Mezzanine Finance - payment date on exit, in shares, based on exit valuation
Hi,
Mezzanine debt on the following terms: - bullet, principal accruing. - payment date: 100% on exit, when the company is sold. - payment method: in shares, with share price equal to the valuation at the sale of the company.
- is this legally possible and/or common? My doubt is specifically regarding payment date being based on exit and payment method in shares based on valuation of exit.
Thanks!
You should probably consult with securities/tax lawyers. That said, since this is an internet forum I am obliged to offer my 2c:
1) I'd start with maturity being on the earlier of something like a) 50 years or b) a "Liquidity Event". You probably need to have a finite maturity date defined to retain tax benefits of debt.

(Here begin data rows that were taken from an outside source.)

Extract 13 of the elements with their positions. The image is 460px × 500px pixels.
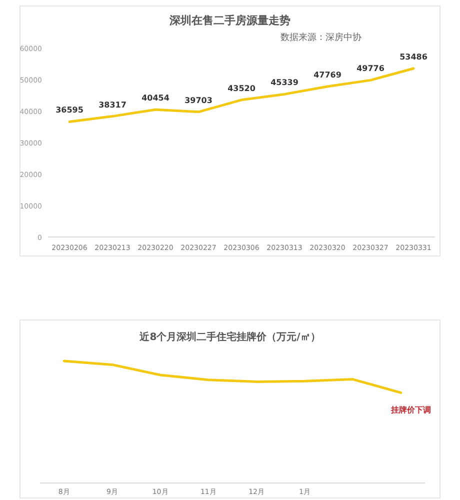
data-label: 40454	[142, 94, 170, 103]
data-label: 47769	[314, 70, 342, 80]
chart-title: 近8个月深圳二手住宅挂牌价（万元/㎡）	[138, 331, 320, 343]
data-label: 38317	[98, 100, 126, 110]
source-note: 数据来源：深房中协	[280, 32, 362, 43]
data-label: 36595	[56, 106, 84, 115]
data-label: 43520	[228, 84, 256, 93]
chart-title: 深圳在售二手房源量走势	[168, 14, 290, 27]
data-label: 53486	[400, 52, 428, 62]
data-label: 49776	[356, 64, 385, 74]
data-label: 45339	[270, 78, 299, 88]
annotation: 挂牌价下调	[390, 406, 431, 415]
data-label: 39703	[184, 96, 212, 105]
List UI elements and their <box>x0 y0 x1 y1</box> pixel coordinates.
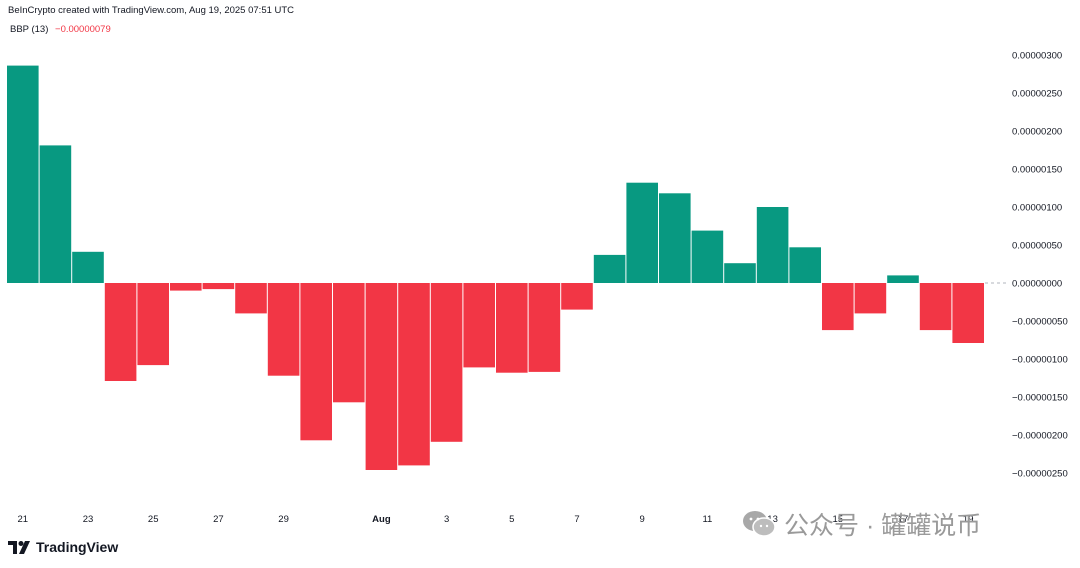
bar-aug-4[interactable] <box>463 283 495 368</box>
tradingview-brand[interactable]: TradingView <box>8 539 118 555</box>
y-tick-label: −0.00000250 <box>1012 469 1068 480</box>
bar-jul-30[interactable] <box>300 283 332 441</box>
bar-jul-23[interactable] <box>72 251 104 283</box>
bar-aug-6[interactable] <box>528 283 561 372</box>
y-tick-label: −0.00000100 <box>1012 355 1068 366</box>
y-axis[interactable]: 0.00000300 0.00000250 0.00000200 0.00000150… <box>1012 51 1068 480</box>
x-axis[interactable]: 21 23 25 27 29 Aug 3 5 7 9 11 13 15 17 19 <box>18 514 974 525</box>
bar-jul-29[interactable] <box>267 283 300 376</box>
y-tick-label: −0.00000050 <box>1012 317 1068 328</box>
x-tick-label: 11 <box>702 514 712 525</box>
y-tick-label: 0.00000000 <box>1012 279 1062 290</box>
x-tick-label: 5 <box>509 514 514 525</box>
wechat-watermark: 公众号 · 罐罐说币 <box>742 506 981 542</box>
bar-jul-26[interactable] <box>170 283 202 291</box>
indicator-name: BBP (13) <box>10 24 49 35</box>
bar-aug-2[interactable] <box>398 283 430 466</box>
bar-aug-13[interactable] <box>756 207 789 283</box>
x-tick-label: 17 <box>898 514 909 525</box>
x-tick-label: 23 <box>83 514 94 525</box>
x-tick-label: 13 <box>767 514 778 525</box>
bar-aug-18[interactable] <box>919 283 952 331</box>
x-tick-label: 9 <box>640 514 645 525</box>
bar-aug-9[interactable] <box>626 182 658 283</box>
watermark-text: 公众号 · 罐罐说币 <box>784 512 982 540</box>
bar-aug-10[interactable] <box>659 193 691 283</box>
x-tick-label: 25 <box>148 514 159 525</box>
y-tick-label: −0.00000150 <box>1012 393 1068 404</box>
bar-aug-5[interactable] <box>496 283 528 373</box>
bar-aug-19[interactable] <box>952 283 984 343</box>
y-tick-label: 0.00000250 <box>1012 89 1062 100</box>
bar-aug-15[interactable] <box>822 283 854 331</box>
bar-jul-27[interactable] <box>202 283 235 290</box>
bars-group <box>7 65 1006 470</box>
y-tick-label: −0.00000200 <box>1012 431 1068 442</box>
bar-jul-21[interactable] <box>7 65 39 283</box>
tradingview-logo-icon <box>8 540 30 554</box>
brand-name: TradingView <box>36 539 119 555</box>
bar-aug-3[interactable] <box>430 283 463 442</box>
indicator-legend: BBP (13) −0.00000079 <box>10 24 111 35</box>
y-tick-label: 0.00000050 <box>1012 241 1062 252</box>
bar-jul-24[interactable] <box>104 283 137 381</box>
bar-aug-14[interactable] <box>789 247 821 283</box>
bar-jul-31[interactable] <box>333 283 365 403</box>
x-tick-label: 19 <box>963 514 974 525</box>
y-tick-label: 0.00000200 <box>1012 127 1062 138</box>
bar-jul-25[interactable] <box>137 283 169 366</box>
bar-aug-7[interactable] <box>561 283 593 310</box>
bar-aug-8[interactable] <box>593 254 626 283</box>
bar-aug-12[interactable] <box>724 263 756 283</box>
bar-aug-11[interactable] <box>691 230 724 283</box>
y-tick-label: 0.00000100 <box>1012 203 1062 214</box>
x-tick-label: 27 <box>213 514 224 525</box>
x-tick-label: 7 <box>574 514 579 525</box>
bar-aug-17[interactable] <box>887 275 919 283</box>
chart-attribution: BeInCrypto created with TradingView.com,… <box>8 5 295 16</box>
x-tick-label: Aug <box>372 514 391 525</box>
x-tick-label: 15 <box>833 514 844 525</box>
y-tick-label: 0.00000150 <box>1012 165 1062 176</box>
bar-jul-22[interactable] <box>39 145 72 283</box>
x-tick-label: 3 <box>444 514 449 525</box>
x-tick-label: 21 <box>18 514 29 525</box>
x-tick-label: 29 <box>278 514 289 525</box>
bar-jul-28[interactable] <box>235 283 267 314</box>
bar-aug-1[interactable] <box>365 283 398 470</box>
bar-aug-16[interactable] <box>854 283 887 314</box>
wechat-icon <box>743 511 776 537</box>
y-tick-label: 0.00000300 <box>1012 51 1062 62</box>
indicator-current-value: −0.00000079 <box>55 24 111 35</box>
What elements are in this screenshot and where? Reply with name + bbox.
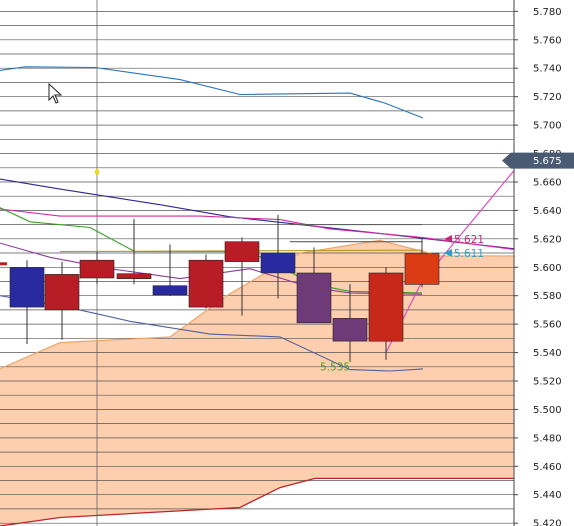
candle-body <box>116 273 152 280</box>
y-tick-label: 5.780 <box>533 7 562 18</box>
cursor-icon <box>48 82 63 104</box>
y-tick-label: 5.440 <box>533 490 562 501</box>
indicator-line <box>0 66 424 119</box>
y-tick-label: 5.540 <box>533 348 562 359</box>
candle-body <box>332 318 368 342</box>
y-tick-label: 5.520 <box>533 377 562 388</box>
y-tick-label: 5.480 <box>533 433 562 444</box>
y-tick-label: 5.740 <box>533 64 562 75</box>
candle-body <box>79 259 115 279</box>
y-tick-label: 5.600 <box>533 263 562 274</box>
candle-body <box>404 253 440 285</box>
annotation-arrow <box>444 249 452 257</box>
y-tick-label: 5.420 <box>533 519 562 526</box>
current-price-label: 5.675 <box>533 156 562 167</box>
candle-body <box>260 252 296 274</box>
candle-body <box>224 241 260 262</box>
candle-body <box>296 272 332 324</box>
y-tick-label: 5.760 <box>533 35 562 46</box>
candle-body <box>368 272 404 342</box>
candle-body <box>188 259 224 308</box>
indicator-line <box>0 208 515 251</box>
y-tick-label: 5.660 <box>533 178 562 189</box>
y-tick-label: 5.500 <box>533 405 562 416</box>
candle-body <box>152 285 188 296</box>
candle-body <box>44 274 80 311</box>
cloud-span-b <box>0 477 514 526</box>
indicator-line <box>0 178 515 250</box>
y-tick-label: 5.580 <box>533 291 562 302</box>
y-tick-label: 5.560 <box>533 320 562 331</box>
annotation-arrow <box>444 235 452 243</box>
price-label: 5.621 <box>454 234 484 246</box>
price-label: 5.611 <box>454 248 484 260</box>
y-tick-label: 5.640 <box>533 206 562 217</box>
crosshair-marker <box>94 167 100 177</box>
price-label: 5.535 <box>320 361 350 373</box>
y-tick-label: 5.700 <box>533 121 562 132</box>
candle-body <box>9 267 45 308</box>
y-axis-panel <box>514 0 574 526</box>
y-tick-label: 5.620 <box>533 234 562 245</box>
y-tick-label: 5.460 <box>533 462 562 473</box>
y-tick-label: 5.720 <box>533 92 562 103</box>
current-price-badge <box>502 152 574 169</box>
candle-body <box>0 262 7 266</box>
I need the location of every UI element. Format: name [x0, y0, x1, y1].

2) What do you mean by "share price equal to the valuation at the sale of the company"? Are you saying that this debt is convertible into 100% of the shares upon exit...?
1) Sounds right.
2) Example: - company took mezzanine debt from "individual A" of $10 million. - company is sold to "individual B" in 2020 for $100 million. It has 1,000,000 shares, therefore it was sold at $100 per share. - this triggers a liquidity event: the entire principal of the mezzanine debt is owed, currently at $15 million - "individual A" receives 150,000 shares as payment for the mezzanine debt.
Got it, you are talking about conversion price/ratio then. I'm sure a lawyer can figure out a way to define that.
Better question is why are you contemplating this kind of structure? What is the "problem" you are trying to solve with it?
Note: Legal advice will be consulted if this is carried through! I just want to know before hand if it's an obvious no, obvious yes, if there are other debt instruments that essentially do the same, other options, etc.
Basically, shareholders can't agree on valuation for capitalization, so I'm exploring debt instruments that can safely convert to shares on a valuation that makes sense for all parties. Cash is tight so bullet would be mandatory
It's scary to me -- if you are the owners of the company -- that you can't agree on valuation but have no problem issuing securities. You can't quantify the cost.
I would put it as a rights offering, if your co-owners don't like the valuation then they don't have to participate. If they do then they won't be diluted.
Good idea, but won't work because some shareholders don't have the capital and won't approve the rights offering.
...but they'll approve essentially undetermined dilution?